Judge Rules Pentagon Violating Press Access Order, Warns of Autocracy
A federal judge found the Pentagon openly defying a court-ordered press restoration, warning that Hegseth's attempt to control military news is "the mark of an autocracy, not a democracy."

Senior U.S. District Judge Paul L. Friedman ruled Thursday that the Pentagon is openly defying his court order to restore press access to the Defense Department's headquarters, issuing a second ruling in three weeks that found the Trump administration had replaced one unconstitutional restriction with another and warned that the effort to control military news amounts to "the mark of an autocracy, not a democracy."
The ruling turned on what Friedman had ordered on March 20, 2026, and what the Pentagon did instead. That earlier order was specific: reinstate Pentagon Facility Alternate Credentials, known as PFACs, for seven New York Times national security reporters and stop enforcing a sweeping credentialing policy that violated the First and Fifth Amendments. The judge had stressed that the ruling applied to "all regulated parties," not Times staff alone.
Within three days of that order, Pentagon spokesman Sean Parnell announced the closure of the Correspondents' Corridor, a journalist workspace inside the building that reporters had used for decades.
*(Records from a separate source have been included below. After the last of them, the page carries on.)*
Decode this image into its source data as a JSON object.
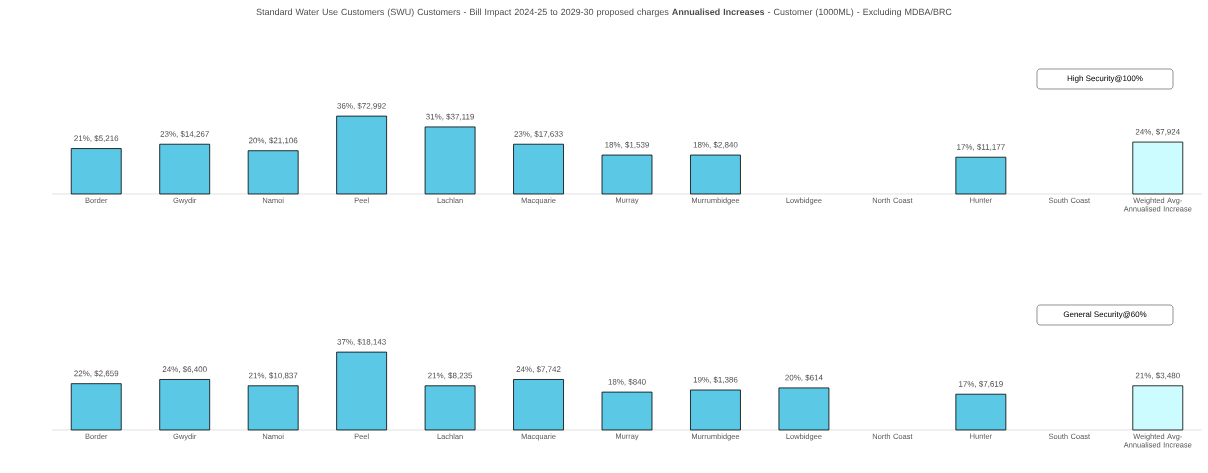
{
  "chart_data": [
    {
      "type": "bar",
      "title": "Standard Water Use Customers (SWU) Customers - Bill Impact 2024-25 to 2029-30 proposed charges **Annualised Increases** - Customer (1000ML) - Excluding MDBA/BRC",
      "annotations": [
        "High Security@100%"
      ],
      "categories": [
        "Border",
        "Gwydir",
        "Namoi",
        "Peel",
        "Lachlan",
        "Macquarie",
        "Murray",
        "Murrumbidgee",
        "Lowbidgee",
        "North Coast",
        "Hunter",
        "South Coast",
        "Weighted Avg-Annualised Increase"
      ],
      "values": [
        21,
        23,
        20,
        36,
        31,
        23,
        18,
        18,
        null,
        null,
        17,
        null,
        24
      ],
      "value_labels": [
        "21%, $5,216",
        "23%, $14,267",
        "20%, $21,106",
        "36%, $72,992",
        "31%, $37,119",
        "23%, $17,633",
        "18%, $1,539",
        "18%, $2,840",
        null,
        null,
        "17%, $11,177",
        null,
        "24%, $7,924"
      ],
      "colors": [
        "#5bc8e6",
        "#5bc8e6",
        "#5bc8e6",
        "#5bc8e6",
        "#5bc8e6",
        "#5bc8e6",
        "#5bc8e6",
        "#5bc8e6",
        "#5bc8e6",
        "#5bc8e6",
        "#5bc8e6",
        "#5bc8e6",
        "#ccfcff"
      ]
    },
    {
      "type": "bar",
      "annotations": [
        "General Security@60%"
      ],
      "categories": [
        "Border",
        "Gwydir",
        "Namoi",
        "Peel",
        "Lachlan",
        "Macquarie",
        "Murray",
        "Murrumbidgee",
        "Lowbidgee",
        "North Coast",
        "Hunter",
        "South Coast",
        "Weighted Avg-Annualised Increase"
      ],
      "values": [
        22,
        24,
        21,
        37,
        21,
        24,
        18,
        19,
        20,
        null,
        17,
        null,
        21
      ],
      "value_labels": [
        "22%, $2,659",
        "24%, $6,400",
        "21%, $10,837",
        "37%, $18,143",
        "21%, $8,235",
        "24%, $7,742",
        "18%, $840",
        "19%, $1,386",
        "20%, $614",
        null,
        "17%, $7,619",
        null,
        "21%, $3,480"
      ],
      "colors": [
        "#5bc8e6",
        "#5bc8e6",
        "#5bc8e6",
        "#5bc8e6",
        "#5bc8e6",
        "#5bc8e6",
        "#5bc8e6",
        "#5bc8e6",
        "#5bc8e6",
        "#5bc8e6",
        "#5bc8e6",
        "#5bc8e6",
        "#ccfcff"
      ]
    }
  ]
}
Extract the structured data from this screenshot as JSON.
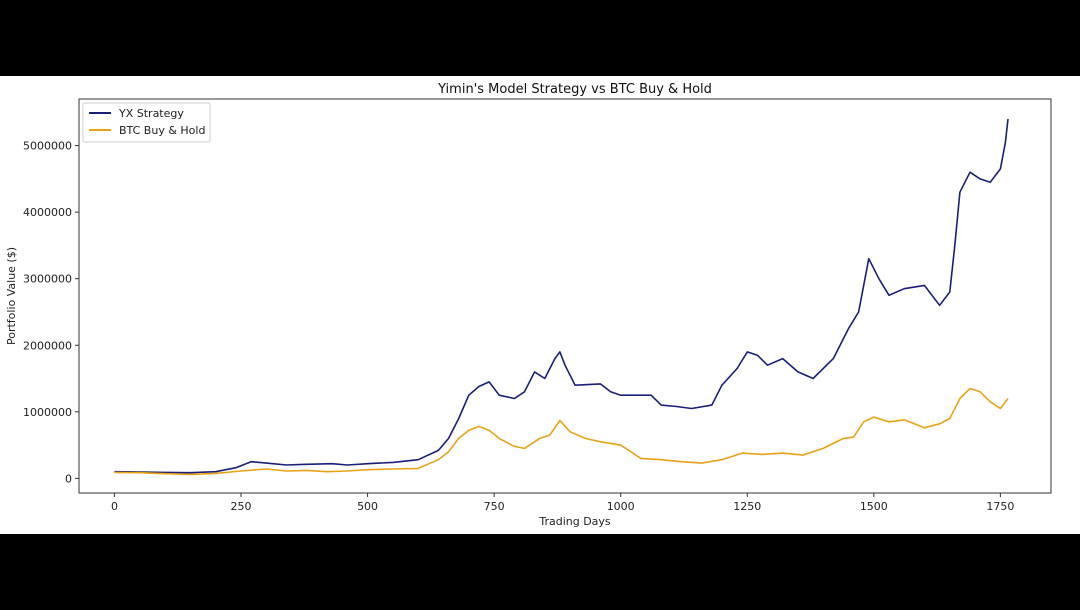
{
  "chart_data": {
    "type": "line",
    "title": "Yimin's Model Strategy vs BTC Buy & Hold",
    "xlabel": "Trading Days",
    "ylabel": "Portfolio Value ($)",
    "xlim": [
      -70,
      1850
    ],
    "ylim": [
      -220000,
      5700000
    ],
    "x_ticks": [
      0,
      250,
      500,
      750,
      1000,
      1250,
      1500,
      1750
    ],
    "y_ticks": [
      0,
      1000000,
      2000000,
      3000000,
      4000000,
      5000000
    ],
    "x_tick_labels": [
      "0",
      "250",
      "500",
      "750",
      "1000",
      "1250",
      "1500",
      "1750"
    ],
    "y_tick_labels": [
      "0",
      "1000000",
      "2000000",
      "3000000",
      "4000000",
      "5000000"
    ],
    "grid": false,
    "legend_position": "upper-left",
    "series": [
      {
        "name": "YX Strategy",
        "color": "#1a1f7a",
        "points": [
          [
            0,
            100000
          ],
          [
            50,
            95000
          ],
          [
            100,
            90000
          ],
          [
            150,
            85000
          ],
          [
            200,
            100000
          ],
          [
            240,
            160000
          ],
          [
            270,
            250000
          ],
          [
            300,
            230000
          ],
          [
            340,
            200000
          ],
          [
            370,
            210000
          ],
          [
            430,
            220000
          ],
          [
            460,
            200000
          ],
          [
            500,
            220000
          ],
          [
            550,
            240000
          ],
          [
            600,
            280000
          ],
          [
            640,
            420000
          ],
          [
            660,
            600000
          ],
          [
            680,
            900000
          ],
          [
            700,
            1250000
          ],
          [
            720,
            1380000
          ],
          [
            740,
            1450000
          ],
          [
            760,
            1250000
          ],
          [
            790,
            1200000
          ],
          [
            810,
            1300000
          ],
          [
            830,
            1600000
          ],
          [
            850,
            1500000
          ],
          [
            870,
            1800000
          ],
          [
            880,
            1900000
          ],
          [
            890,
            1700000
          ],
          [
            910,
            1400000
          ],
          [
            960,
            1420000
          ],
          [
            980,
            1300000
          ],
          [
            1000,
            1250000
          ],
          [
            1060,
            1250000
          ],
          [
            1080,
            1100000
          ],
          [
            1110,
            1080000
          ],
          [
            1140,
            1050000
          ],
          [
            1180,
            1100000
          ],
          [
            1200,
            1400000
          ],
          [
            1230,
            1650000
          ],
          [
            1250,
            1900000
          ],
          [
            1270,
            1850000
          ],
          [
            1290,
            1700000
          ],
          [
            1320,
            1800000
          ],
          [
            1350,
            1600000
          ],
          [
            1380,
            1500000
          ],
          [
            1420,
            1800000
          ],
          [
            1450,
            2250000
          ],
          [
            1470,
            2500000
          ],
          [
            1490,
            3300000
          ],
          [
            1510,
            3000000
          ],
          [
            1530,
            2750000
          ],
          [
            1560,
            2850000
          ],
          [
            1600,
            2900000
          ],
          [
            1630,
            2600000
          ],
          [
            1650,
            2800000
          ],
          [
            1660,
            3500000
          ],
          [
            1670,
            4300000
          ],
          [
            1690,
            4600000
          ],
          [
            1710,
            4500000
          ],
          [
            1730,
            4450000
          ],
          [
            1750,
            4650000
          ],
          [
            1760,
            5050000
          ],
          [
            1765,
            5400000
          ]
        ]
      },
      {
        "name": "BTC Buy & Hold",
        "color": "#e8a317",
        "points": [
          [
            0,
            90000
          ],
          [
            50,
            85000
          ],
          [
            100,
            70000
          ],
          [
            150,
            60000
          ],
          [
            200,
            75000
          ],
          [
            250,
            110000
          ],
          [
            300,
            140000
          ],
          [
            340,
            110000
          ],
          [
            380,
            120000
          ],
          [
            420,
            100000
          ],
          [
            460,
            110000
          ],
          [
            500,
            130000
          ],
          [
            550,
            140000
          ],
          [
            600,
            150000
          ],
          [
            640,
            280000
          ],
          [
            660,
            400000
          ],
          [
            680,
            600000
          ],
          [
            700,
            720000
          ],
          [
            720,
            780000
          ],
          [
            740,
            720000
          ],
          [
            760,
            600000
          ],
          [
            790,
            480000
          ],
          [
            810,
            450000
          ],
          [
            840,
            600000
          ],
          [
            860,
            650000
          ],
          [
            880,
            870000
          ],
          [
            900,
            700000
          ],
          [
            930,
            600000
          ],
          [
            960,
            550000
          ],
          [
            1000,
            500000
          ],
          [
            1040,
            300000
          ],
          [
            1080,
            280000
          ],
          [
            1120,
            250000
          ],
          [
            1160,
            230000
          ],
          [
            1200,
            280000
          ],
          [
            1240,
            380000
          ],
          [
            1280,
            360000
          ],
          [
            1320,
            380000
          ],
          [
            1360,
            350000
          ],
          [
            1400,
            450000
          ],
          [
            1440,
            600000
          ],
          [
            1460,
            620000
          ],
          [
            1480,
            850000
          ],
          [
            1500,
            920000
          ],
          [
            1530,
            850000
          ],
          [
            1560,
            880000
          ],
          [
            1600,
            760000
          ],
          [
            1630,
            820000
          ],
          [
            1650,
            900000
          ],
          [
            1670,
            1200000
          ],
          [
            1690,
            1350000
          ],
          [
            1710,
            1300000
          ],
          [
            1730,
            1150000
          ],
          [
            1750,
            1050000
          ],
          [
            1765,
            1200000
          ]
        ]
      }
    ]
  }
}
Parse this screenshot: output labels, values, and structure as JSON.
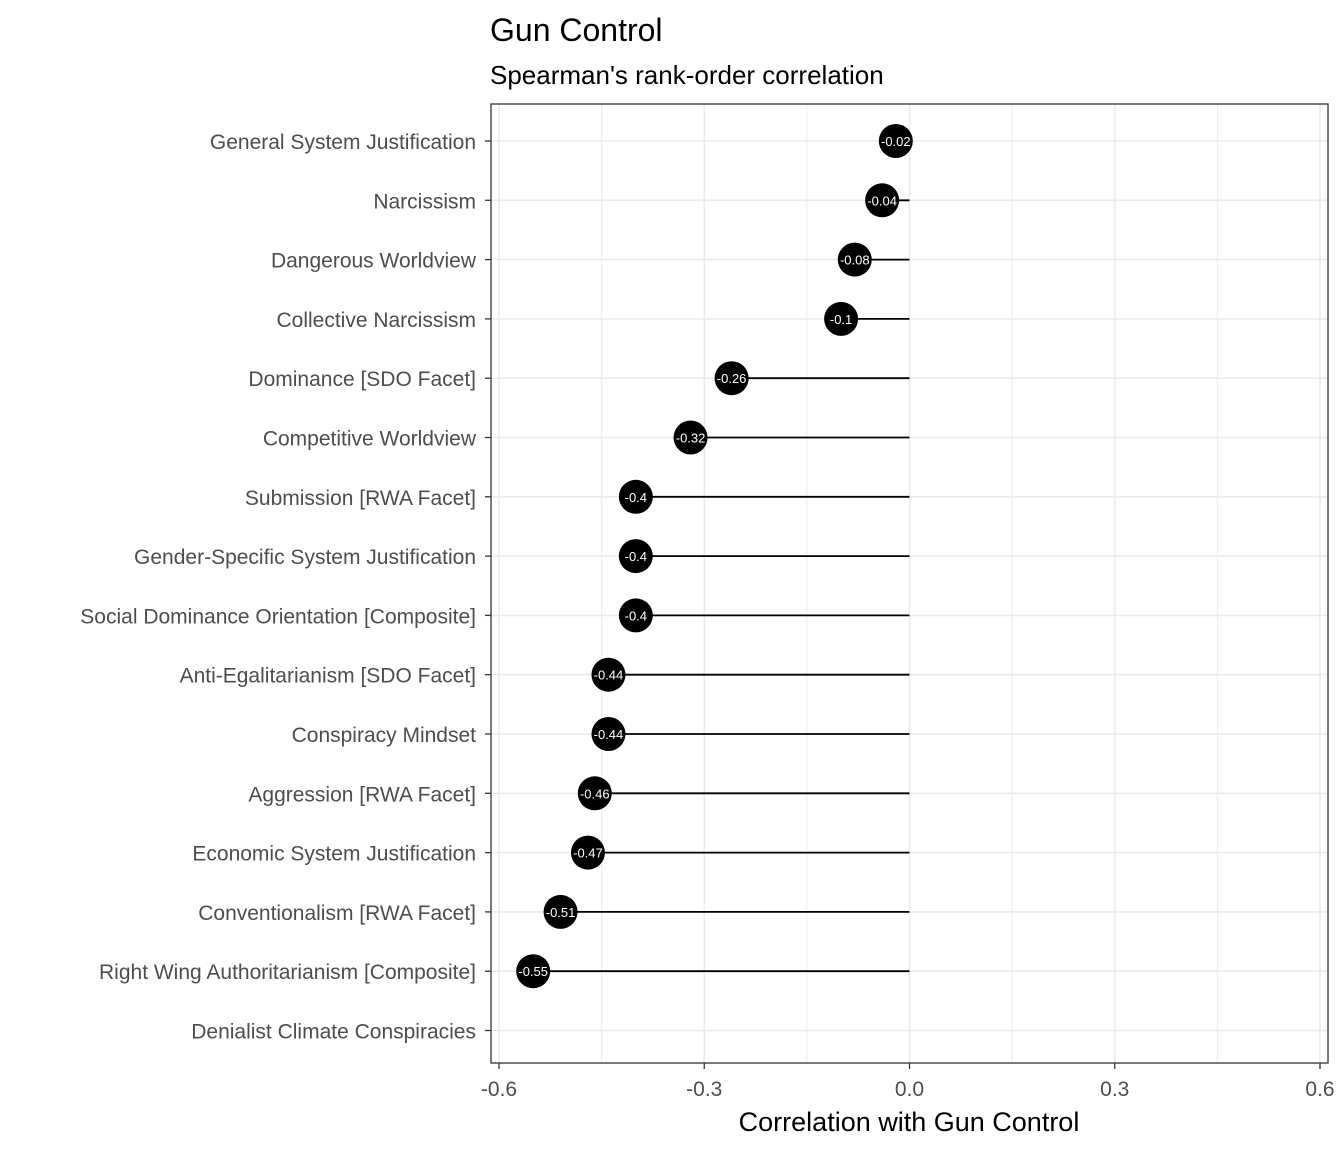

Under the Pentagon's revised "interim" policy, every journalist would require an escort by authorized department personnel at all times, including bathroom visits, with press workspaces relocated to an annex facility outside the building entirely. The Pentagon justified the move by saying "unescorted access to the Pentagon cannot be responsibly maintained without the ability to screen credential holders for security risks."
Friedman rejected that rationale. He wrote that he "has no choice but to conclude that the Department's abrupt closure of the Correspondents' Corridor and its ban on credentialed journalists traveling unescorted through the Pentagon are not security measures or efforts to make good on prior commitments but rather transparent attempts to negate the impact of this Court's Order." He also found fault with the Pentagon's revision of an earlier restriction barring journalists from soliciting information, classified or unclassified, that was not approved for release, and declared that access under the new framework was "not even close to as meaningful as the broad access" reporters previously had.
The judge was unsparing about the administration's intent. "What this case is really about," Friedman wrote, is "the attempt by the Secretary of Defense to dictate the information received by the American people, to control the message so that the public hears and sees only what the Secretary and the Trump Administration want them to hear and see. The Constitution demands better. The American public demands better, too."
The origins of the case stretch to October 2025, when reporters from at least 30 publications walked out of the Pentagon rather than sign a pledge requiring them to report only pre-approved information. Practically every major outlet refused, including Fox News, the former employer of Defense Secretary Pete Hegseth. The mass confiscation of press badges followed. By February 2025, the Defense Department had already replaced the press offices of several mainstream organizations inside the building with mostly conservative outlets.
The New York Times filed suit on December 4, 2025, naming Hegseth and Parnell as defendants and alleging First and Fifth Amendment violations. Friedman, a Clinton appointee to the U.S. District Court for the District of Columbia, ruled for the Times on March 20, citing "undisputed evidence" that the original policy was designed to weed out "disfavored journalists" and replace them with reporters who were "on board and willing to serve" the government. The Reporters Committee for Freedom of the Press filed a friend-of-the-court brief supporting the Times.
Government lawyers maintained after Thursday's ruling that the Pentagon's revised policy fully complies with the judge's directives. Parnell announced the administration would appeal the March 20 decision. "The curtailment of First Amendment rights is dangerous at any time," Friedman wrote, a warning now sitting over a Pentagon that has twice been found in defiance of a federal court and has yet to comply.